Médecine Vasculaire en danger, lettre ouverte à Mr Thomas Fatôme.


“La vie est courte, l'art est long, l'occasion fugitive, l'expérience trompeuse, le jugement difficile.”  Hippocrate

"Rien ne va de soi. Rien n'est donné. Tout est construit. " Gaston Bachelard

PRÉAMBULE

* La santé publique est la science et l’art de prévenir les maladies, de prolonger la vie et de promouvoir la santé et l’efficacité physiques à travers les efforts coordonnés de la communauté pour l’assainissement de l’environnement, le contrôle des infections dans la population, l’éducation de l’individu aux principes de l’hygiène personnelle, l’organisation des services médicaux et infirmiers pour le diagnostic précoce et le traitement préventif des pathologies, l’objet final étant de permettre à chaque individu de jouir de son droit inné à la santé et à la longévité.

Charles-Edward Winslow, Science, 1920


* Selon l'OMS, la santé publique est la science et l’art de prévenir les maladies, de prolonger la vie et d’améliorer la vitalité mentale et physique des individus par le moyen d’une action collective concertée visant à :
– assainir le milieu.
– lutter contre les maladies.
– enseigner les règles d’hygiène personnelle.
– organiser des services médicaux et infirmiers en vue d’un diagnostic précoce et du traitement préventif des maladies.
– mettre en œuvre des mesures sociales propres à assurer à chaque membre de la collectivité un niveau de vie compatible avec le maintien de la santé.

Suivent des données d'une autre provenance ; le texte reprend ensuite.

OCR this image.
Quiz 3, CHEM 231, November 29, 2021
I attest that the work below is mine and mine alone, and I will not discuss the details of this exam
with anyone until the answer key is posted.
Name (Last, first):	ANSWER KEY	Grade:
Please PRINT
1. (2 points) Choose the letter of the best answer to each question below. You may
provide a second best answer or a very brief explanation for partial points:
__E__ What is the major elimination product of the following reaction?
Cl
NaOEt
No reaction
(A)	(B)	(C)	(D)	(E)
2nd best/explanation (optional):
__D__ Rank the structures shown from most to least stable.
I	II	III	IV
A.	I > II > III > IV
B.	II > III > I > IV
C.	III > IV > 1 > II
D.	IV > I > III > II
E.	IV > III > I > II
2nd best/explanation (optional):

* Le médecin vasculaire est impliqué dans la prévention, le diagnostic, l’examen technique, puis la décision thérapeutique et le suivi. L’acte technique écho-Doppler est toujours intégré à un acte intellectuel et ne doit en aucun cas être considéré comme un banal acte d’imagerie. La création de la spécialité de médecine vasculaire, DES de 4 ans, n'a  fait que renforcer notre spécificité.

  

Lettre ouverte à M. Thomas Fatôme

(Cette lettre est une initiative strictement personnelle, fondée sur mes 43 ans d'exercice en angiologie, puis en médecine vasculaire, et je n'ai pas l'intention de m'arrêter.)  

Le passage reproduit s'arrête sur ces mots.